ON THE IMPLICATION OF BELL'S PROBABILITY DISTRIBUTION AND PROPOSED EXPERIMENTS OF QUANTUM MEASUREMENT
Zhao H.-L.

Received: May 18, 2013

DJVU (162.5K) PDF (264.2K)

In derivating Bell's inequalities, the probability distribution is supposed to be a function only of a hidden variable. We point out that the true implication of the probability distribution of Bell's correlation function is the distribution of joint measurement outcomes on the two sides. It is therefore a function of both the hidden variable and the settings. In this case, Bell's inequalities fail. Our further analysis shows that Bell's locality holds neither for dependent events nor for independent events.
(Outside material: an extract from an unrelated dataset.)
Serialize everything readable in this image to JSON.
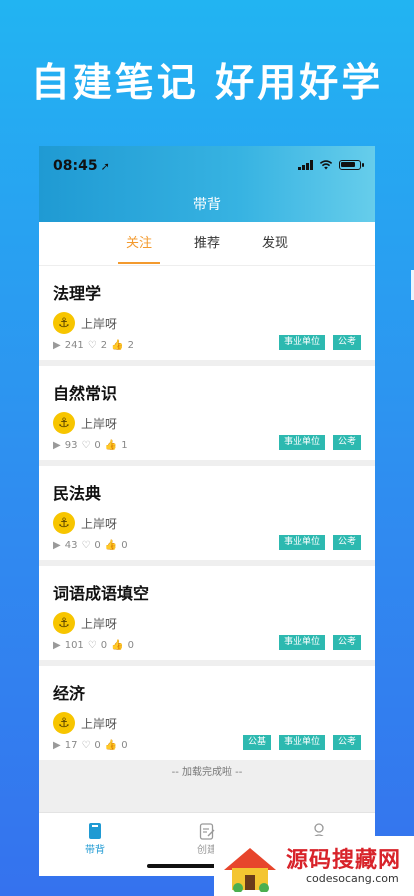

We think that the measurements of EPR pairs are dependent events, and hence violation of Bell's inequalities cannot rule out the existence of the local hidden variable. To explain the results of EPR-type experiments, we suppose that a polarization-entangled photon pair can be composed of two circularly or linearly polarized photons with correlated hidden variables, and a couple of experiments of quantum measurement are proposed. The first uses delayed measurement on one photon of the EPR pair to demonstrate directly whether measurement on the other could have any nonlocal influence on it. Then several experiments are suggested to reveal the components of the polarization-entangled photon pair. The last one uses successive polarization measurements on a pair of EPR photons to show that two photons with the same quantum state behave the same under the same measuring conditions.